Уинг-коммандер ответил быстро:
— Это не итальянский крейсер, сэр. Где дымовые трубы? — Он указал на экран. — Вот, район фок-мачты, на которую пришелся основной огонь. Я не вижу дымовой трубы. На большинстве итальянских крейсеров она находится именно здесь и слегка склонена назад, а еще одна труба поменьше ближе к корме. Возможно, вот она, — он снова указал на экран, — но основная надстройка на мой взгляд совершенно не характерна для итальянских кораблей, по крайней мере, для крейсеров. И он представляется мне слишком большим, сэр.
- Да, настоящий монстр, — согласился Парк. — Смотрите, что за тень на юте? Гидросамолет? Может быть, это линкор?
— С такого угла не видно башен главного калибра. Передняя часть палубы выглядит пустой, но изображение не слишком четкое, сэр. Странные тени и отсветы, да и поднялось как-то слишком много дыма, когда ты подошел ближе.
— Все равно, Джексон, я рад, что ты смог щелкнуть его, - Парк сложил руки. Его глаза горели, когда он смотрел на снимки.
- Если это так, сэр, чтобы справиться с линкором, понадобиться полная эскадрилья — минимум шесть самолетов.

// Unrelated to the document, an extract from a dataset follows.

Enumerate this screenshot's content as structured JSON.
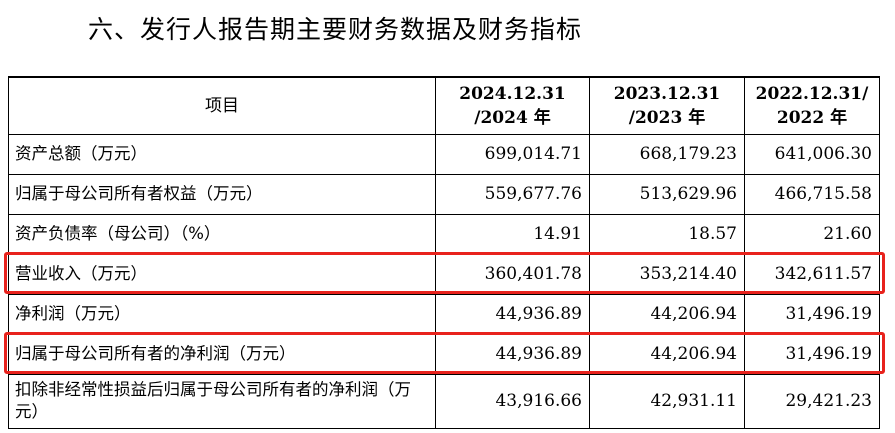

Я полагал, что нехватка топлива удержит большую часть их крупных кораблей в базах.
— Да, они использовали их топливо для заправки эсминцев и более легких кораблей эскорта, но если прознали об операции, то могли вытащить из загашников и более тяжелые корабли.
— Не слишком похоже на тот итальянский флот, который я знаю, сэр, — ответил Картридж. — Они будут сражаться, если им придется, но скорее всего дважды подумают об этом, особенно если не могут обеспечить достаточное воздушное прикрытие, или если у нас имеются свои тяжелые корабли поблизости. В этом отношении я не могу представить себе их линкор, идущий сам по себе. Это может быть крупный грузовой корабль, но меня все равно удивляет, что рядом нет кораблей сопровождения.
Парк согласно кивнул.
— Давайте отправим это разведке и посмотрим, смогут ли он найти что-нибудь на этого парня. Однако на данный момент я не думаю, что мы сможем сделать слишком многое. Хорошая работа, Джексон. Вы точно заставили нас задуматься над этим. Пока отдохните, но будьте готовы к скорому вылету. Пока что я свяжусь с Мэрилендом из 69-й разведывательной эскадрильи на аэродроме Лука, дабы он убедился, что корабль движется не в нашу сторону. Свободны, джентльмены.
* * *
На «Кирове», тем временем, Федоров устроил собственное совещание в лазарете с участием Роденко, Тарасова и очнувшегося адмирала. Вольский пришел в себя с жуткой головной болью, как и предсказывал Золкин. Его состояние было стабильным, а осколочные ранения, к счастью, были не опасны. Тем не менее, он не вполне осознавал происходящее, и Золкин снова дал ему снотворное.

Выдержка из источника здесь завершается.